The school bus in the middle of the busy Post Road-Kings Highway was not there by accident. The big yellow vehicle carried a message for drivers: "School's Open, Drive Carefully."

Even though the first days of classes in Fairfield for the new academic year is Aug. 29, Fairfield police are already taking steps to remind drivers about their plans to strictly enforce traffic rules regarding school buses and student pedestrians once schools reopen.

The effort is being led by the Police Department's Traffic Safety Unit, comprising four officers, a sergeant and led by Lt. Jim Perez. It was established two years ago with a mission of addressing complaints from the public about issues like speeding, illegal parking, texting and talking on the phone while driving, and road rage, according to Perez.

The unit's larger focus, according to Perez, is on "the three E's:" engineering, education and enforcement.

"With regard to engineering, we work with the town and state officials on how roads are designed and signs are placed," said Perez. "Education is about speaking with the community and bringing awareness about the dangers of certain driving actions.

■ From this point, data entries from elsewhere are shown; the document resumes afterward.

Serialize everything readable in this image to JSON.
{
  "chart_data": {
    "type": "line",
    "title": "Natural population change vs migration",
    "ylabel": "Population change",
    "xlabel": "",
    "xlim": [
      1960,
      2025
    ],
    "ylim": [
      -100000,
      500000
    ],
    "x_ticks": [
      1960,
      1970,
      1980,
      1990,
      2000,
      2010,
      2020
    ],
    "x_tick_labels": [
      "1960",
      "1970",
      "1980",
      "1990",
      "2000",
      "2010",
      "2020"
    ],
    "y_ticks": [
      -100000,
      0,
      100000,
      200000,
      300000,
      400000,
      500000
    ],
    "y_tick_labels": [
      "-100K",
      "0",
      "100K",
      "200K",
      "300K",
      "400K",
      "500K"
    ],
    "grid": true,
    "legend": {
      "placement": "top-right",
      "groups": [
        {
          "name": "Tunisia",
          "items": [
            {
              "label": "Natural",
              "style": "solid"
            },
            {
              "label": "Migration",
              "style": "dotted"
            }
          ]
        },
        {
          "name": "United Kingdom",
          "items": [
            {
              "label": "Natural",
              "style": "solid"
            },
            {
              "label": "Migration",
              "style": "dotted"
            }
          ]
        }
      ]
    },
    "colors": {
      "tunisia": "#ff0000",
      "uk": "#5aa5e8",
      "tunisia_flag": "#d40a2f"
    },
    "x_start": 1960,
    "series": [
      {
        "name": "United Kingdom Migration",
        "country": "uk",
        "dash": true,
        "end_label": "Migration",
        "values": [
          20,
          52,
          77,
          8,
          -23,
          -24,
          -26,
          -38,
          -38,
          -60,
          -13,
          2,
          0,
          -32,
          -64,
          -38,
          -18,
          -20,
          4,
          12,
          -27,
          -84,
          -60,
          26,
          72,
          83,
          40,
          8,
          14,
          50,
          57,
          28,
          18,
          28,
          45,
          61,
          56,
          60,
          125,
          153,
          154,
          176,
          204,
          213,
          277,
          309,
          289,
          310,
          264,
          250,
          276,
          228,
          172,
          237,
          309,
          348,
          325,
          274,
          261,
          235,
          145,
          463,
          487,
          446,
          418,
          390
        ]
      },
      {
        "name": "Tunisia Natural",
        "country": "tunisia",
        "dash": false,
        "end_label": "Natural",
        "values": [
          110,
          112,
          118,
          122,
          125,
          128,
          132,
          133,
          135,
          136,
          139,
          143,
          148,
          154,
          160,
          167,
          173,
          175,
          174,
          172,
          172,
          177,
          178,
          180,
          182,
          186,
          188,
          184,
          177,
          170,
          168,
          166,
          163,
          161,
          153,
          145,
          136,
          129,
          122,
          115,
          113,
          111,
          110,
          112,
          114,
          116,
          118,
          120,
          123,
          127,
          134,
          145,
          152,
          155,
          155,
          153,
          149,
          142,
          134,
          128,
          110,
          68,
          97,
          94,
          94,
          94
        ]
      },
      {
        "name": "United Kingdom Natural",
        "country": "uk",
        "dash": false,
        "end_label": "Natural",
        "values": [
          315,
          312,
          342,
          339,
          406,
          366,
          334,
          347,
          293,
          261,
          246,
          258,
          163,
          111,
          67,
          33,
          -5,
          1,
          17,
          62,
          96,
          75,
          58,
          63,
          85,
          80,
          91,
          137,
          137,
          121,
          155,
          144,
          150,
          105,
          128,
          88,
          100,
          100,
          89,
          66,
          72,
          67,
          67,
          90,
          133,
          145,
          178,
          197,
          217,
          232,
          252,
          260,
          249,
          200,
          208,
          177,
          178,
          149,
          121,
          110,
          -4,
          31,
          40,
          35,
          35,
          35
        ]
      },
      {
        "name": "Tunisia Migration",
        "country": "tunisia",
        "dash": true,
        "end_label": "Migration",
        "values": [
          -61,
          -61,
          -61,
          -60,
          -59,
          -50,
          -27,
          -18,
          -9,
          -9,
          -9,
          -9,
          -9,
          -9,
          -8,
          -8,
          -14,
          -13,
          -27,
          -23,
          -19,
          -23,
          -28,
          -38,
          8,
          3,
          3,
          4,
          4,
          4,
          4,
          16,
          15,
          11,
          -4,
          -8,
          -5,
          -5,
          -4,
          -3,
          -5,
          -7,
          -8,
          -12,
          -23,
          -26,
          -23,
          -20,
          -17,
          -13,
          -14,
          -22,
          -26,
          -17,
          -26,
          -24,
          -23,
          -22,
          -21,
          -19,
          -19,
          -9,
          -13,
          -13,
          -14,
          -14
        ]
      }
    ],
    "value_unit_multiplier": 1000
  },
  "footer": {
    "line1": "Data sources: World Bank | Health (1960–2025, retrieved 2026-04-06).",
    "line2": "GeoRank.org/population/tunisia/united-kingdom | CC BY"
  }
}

"With enforcement, we try to give warnings before ticketing. In the case of a parking situation in the neighborhood adjacent to Roger Sherman Elementary School, parents were sent a Friday e-blast about certain parking rules," he said. "The following week, offenders were issued infractions. It stopped the problem and there have been no complaints from nearby homeowners in two years."

Perez said local police "partner up with the AAA in education classes, talk to kids, solve problems by thinking creatively" about driving and traffic issues.

As schools reopen later this month, the traffic unit's work becomes particularly critical, Perez said. "Many parents are concerned about their kids walking alone to bus stops," he said. "We want to be hyper-vigilant about drivers being patient and to make sure they watch for kids darting out."

A recent safety measure is the outfitting of school buses with external video systems that can record the license plate numbers of drivers who pass buses stopped to pick up or drop off students. The consequence for violating the state law the prohibits driving by a stopped school bus is a $465 fine for the first offense and double that amount for a second-time offender.

Officer Jason Kline, a member of the Traffic Safety Unit, suggested that traffic violations often occur because drivers are self-absorbed and not paying attention. "Their world ... everyone else is living in it," he said. "You always have to be prepared for the unexpected and some people are often stuck in their own fog. We want to make people aware we are out there, and especially watching the residential areas where there's little coverage."

Kline noted that the back-to-school period marks a sudden transition for many drivers. "The population jumps up, traffic increases at the start of school," he said. "It takes about a week for people to adapt. People are still operating in summer mode."

Fellow Officer Evan Kaesmann added, "Whether stop signs are out or not, people still need to be cautious around buses. Kids can be excited. Drivers need to have added consciousness. All of that is diluted by cellphones, texting and other distractions."